If I mix just water with a lot of sugar, like the amount in soda or fruit juice, can I leave it in room temperature (air-tight), or is there any reason to refrigerate it?
I also just mix sugar and milk; will that mix go bad faster than just milk?
thanks gang!!
Sugar doesn’t go bad because it’s way too dry for bacteria to live. Add it to water and it’ll go bad real quick. Refrigerate it.
Milk already has lots of sugar in it, so it won’t go bad significantly faster by adding more. It’s a different sugar than table sugar, but makes no difference.
It doesn’t ‘go bad’ when you mix it with liquids. In fact its still quite good that’s why the bacteria will thrive feeding on it. Your issue is you don’t want to share with the bacteria. Sugar by itself isn’t a good breeding ground, add water you have the basic building blocks for bacteria to thrive.
Very popular with yeasts, too. Fermentation can make some yummy stuff!
What is the perishability of sugar+water compared to milk? Can I leave it out 6 hours? 12?
thanks!
It’s in the multiple-days range, but generally depends on whether there are other compounds (natural lemonade will last longer than water with sugar) and on the actual temperature (wine caves were caves precisely in order to keep temperature stable and at a range the desirable ferments like).
Are dtilque and Nava disagreeing here?
By “perishability” I meant leaving it OUT of the fridge… how long would it last IN the fridge?
Depends, are you freezing it? And “real quick” and “days” can actually agree - depending, among other things, on how hot it is and what exactly have you done, and what someone’s concept of “real quick” happens to be.
Right now, temperatures outside my window are in the 30Cs (90 Fs). If it was winter, they could be actually colder than the fridge.
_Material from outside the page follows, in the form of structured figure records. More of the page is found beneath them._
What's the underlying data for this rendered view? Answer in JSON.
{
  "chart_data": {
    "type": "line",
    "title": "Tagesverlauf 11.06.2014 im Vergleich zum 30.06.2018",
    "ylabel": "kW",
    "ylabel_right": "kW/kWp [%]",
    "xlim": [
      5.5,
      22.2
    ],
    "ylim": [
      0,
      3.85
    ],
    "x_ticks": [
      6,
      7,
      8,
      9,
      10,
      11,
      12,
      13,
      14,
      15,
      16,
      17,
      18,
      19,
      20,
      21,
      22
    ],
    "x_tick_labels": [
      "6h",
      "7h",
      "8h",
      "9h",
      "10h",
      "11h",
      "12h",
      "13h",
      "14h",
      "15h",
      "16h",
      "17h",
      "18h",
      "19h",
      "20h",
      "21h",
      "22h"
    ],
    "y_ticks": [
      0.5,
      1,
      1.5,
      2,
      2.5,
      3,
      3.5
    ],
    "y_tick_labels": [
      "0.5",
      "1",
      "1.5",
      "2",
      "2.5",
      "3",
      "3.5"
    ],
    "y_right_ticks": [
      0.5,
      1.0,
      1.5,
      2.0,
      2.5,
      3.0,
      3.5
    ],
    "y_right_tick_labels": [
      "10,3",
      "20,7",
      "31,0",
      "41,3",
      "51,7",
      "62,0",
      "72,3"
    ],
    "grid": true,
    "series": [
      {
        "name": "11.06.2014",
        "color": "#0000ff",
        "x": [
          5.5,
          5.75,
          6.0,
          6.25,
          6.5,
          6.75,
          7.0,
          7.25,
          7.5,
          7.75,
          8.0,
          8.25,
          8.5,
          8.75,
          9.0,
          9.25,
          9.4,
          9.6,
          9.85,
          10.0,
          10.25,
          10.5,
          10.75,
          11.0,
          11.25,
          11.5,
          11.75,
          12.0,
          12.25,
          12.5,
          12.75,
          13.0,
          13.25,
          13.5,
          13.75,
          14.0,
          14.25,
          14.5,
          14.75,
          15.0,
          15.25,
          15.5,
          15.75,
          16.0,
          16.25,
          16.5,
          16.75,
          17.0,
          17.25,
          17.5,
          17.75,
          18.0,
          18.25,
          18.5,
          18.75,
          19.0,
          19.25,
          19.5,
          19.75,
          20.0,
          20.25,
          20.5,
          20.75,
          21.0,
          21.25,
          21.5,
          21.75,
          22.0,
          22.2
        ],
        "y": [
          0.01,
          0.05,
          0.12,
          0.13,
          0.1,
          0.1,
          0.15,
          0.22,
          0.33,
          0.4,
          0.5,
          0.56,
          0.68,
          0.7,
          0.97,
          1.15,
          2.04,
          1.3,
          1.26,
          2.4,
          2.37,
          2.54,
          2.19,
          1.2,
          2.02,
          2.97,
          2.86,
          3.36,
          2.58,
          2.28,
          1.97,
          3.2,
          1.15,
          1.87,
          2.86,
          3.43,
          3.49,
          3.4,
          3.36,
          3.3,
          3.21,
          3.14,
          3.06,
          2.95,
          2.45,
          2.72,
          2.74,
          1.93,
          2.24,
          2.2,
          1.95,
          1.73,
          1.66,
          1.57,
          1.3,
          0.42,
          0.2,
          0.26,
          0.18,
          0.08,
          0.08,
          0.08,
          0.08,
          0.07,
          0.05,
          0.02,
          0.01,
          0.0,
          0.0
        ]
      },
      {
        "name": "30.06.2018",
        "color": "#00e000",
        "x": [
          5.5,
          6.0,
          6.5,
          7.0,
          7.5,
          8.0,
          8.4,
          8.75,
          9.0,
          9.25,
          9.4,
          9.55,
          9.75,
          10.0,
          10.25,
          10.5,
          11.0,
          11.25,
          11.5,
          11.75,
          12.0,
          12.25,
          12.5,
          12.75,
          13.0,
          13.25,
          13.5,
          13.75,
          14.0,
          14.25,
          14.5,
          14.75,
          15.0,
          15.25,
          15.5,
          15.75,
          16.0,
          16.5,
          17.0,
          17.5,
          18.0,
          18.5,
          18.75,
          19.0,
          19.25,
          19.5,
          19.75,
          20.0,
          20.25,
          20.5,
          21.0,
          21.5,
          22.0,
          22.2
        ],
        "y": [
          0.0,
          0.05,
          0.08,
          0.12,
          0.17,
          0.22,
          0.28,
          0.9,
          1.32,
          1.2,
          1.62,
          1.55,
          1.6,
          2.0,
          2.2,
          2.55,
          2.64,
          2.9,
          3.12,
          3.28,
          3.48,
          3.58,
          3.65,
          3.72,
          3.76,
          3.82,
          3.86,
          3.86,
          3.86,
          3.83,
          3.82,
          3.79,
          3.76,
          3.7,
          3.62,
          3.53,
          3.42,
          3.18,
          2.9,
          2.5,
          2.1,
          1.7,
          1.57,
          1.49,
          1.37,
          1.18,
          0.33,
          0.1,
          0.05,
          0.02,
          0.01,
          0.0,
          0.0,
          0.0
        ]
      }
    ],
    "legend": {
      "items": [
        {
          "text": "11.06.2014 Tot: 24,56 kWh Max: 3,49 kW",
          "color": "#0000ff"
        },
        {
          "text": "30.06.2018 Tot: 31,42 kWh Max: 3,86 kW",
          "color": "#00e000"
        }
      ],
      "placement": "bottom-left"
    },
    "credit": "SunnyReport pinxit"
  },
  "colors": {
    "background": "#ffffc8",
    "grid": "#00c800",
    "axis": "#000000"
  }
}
What the actual temperature is and what exactly have you done with the water matters. If you’ve mixed the water and sugar, sterilized the mixture and kept it in a sterile, closed pot, it can last forever (that’s what Pasteur proved, that “bugs don’t just appear”). If you’ve left it out in an open jar, it will not last as long. If you’ve taken a sip of your beer, licked a spoon and used the spoon to mix the water and sugar, even less.
Right. When I posted “real quick”, I was thinking of current conditions. I.e. summer with high temperatures over 30C. Sugar water will go bad in half a day or so at that temperature range.
“Going bad” is all a matter of bacteria growth. And that is a function of temperature and initial amount of bacteria. For temperature, different bacteria have differing optimal temperature, but there’s a very large percentage of them that grow best at 30-37C. Most of the bacteria that we can culture (and thus will grow real well in sugar water) fall into this group.
Unless you’ve sterilized something, you can be sure it has bacteria in and on it. Even the sugar will have some in it, even though it doesn’t grow in that dry environment. In hostile environments (such as the dry sugar), some kinds of bacteria form spores which are a dormant phase. When the environment gets less hostile (add the sugar to water), spores reactivate and start gobbling up the sugar. But there’s also bacteria in the container, the water, and floating around in the air (usually on dust particles). And of course, there’s lots and lots of bacteria on living beings such as yourself. All these are sources of bacteria that will cause the sugar water to go bad.
Dumb question, but… if everything you’re saying is true, why doesn’t honey go bad?
Same reason for dry sugar: too little water.
ETA: there’s a few other reasons like acidity and peroxide, but mostly it’s too dry.
It’s worth noting that bread behaves similarly. If you keep moist bread in an airtight bag at room temperature, it’s going to develop mold within a matter of days. OTOH, if you leave a slice of bread out in open air in a dry environment, it’ll dry out in fairly short order, and then it’ll take much longer (if ever) to develop mold.
I think that must be why honey not going bad surprises people, but granulated sugar not going bad doesn’t surprise. Honey looks wet. I guess it just isn’t as wet as people think it is.
Yeah, it’s not solid, but it’s *extremely *hygroscopic. What this means in terms of bacteria is that any that end up in/on the honey actually get dehydrated by it. Same thing works for most highly sugary syrups like that- brewing malt extract has the same property. Mold will grow on it though if you’re not careful.
Exactly. Honey has some water, but it’s more than 80% sugar.
Bacteria need water to grow and they absorb that water from the environment. Honey is so concentrated that bacteria can’t pump water from the honey into their cells. Or they can, but the water just osmotically diffuses back out faster than they can pump it in, and they dehydrate and become inactive.
You have to mix the honey with a lot of water before you create an environment that bacteria or yeast can grow. So to make mead you wash the honeycomb with water and then ferment the honey and water mixture.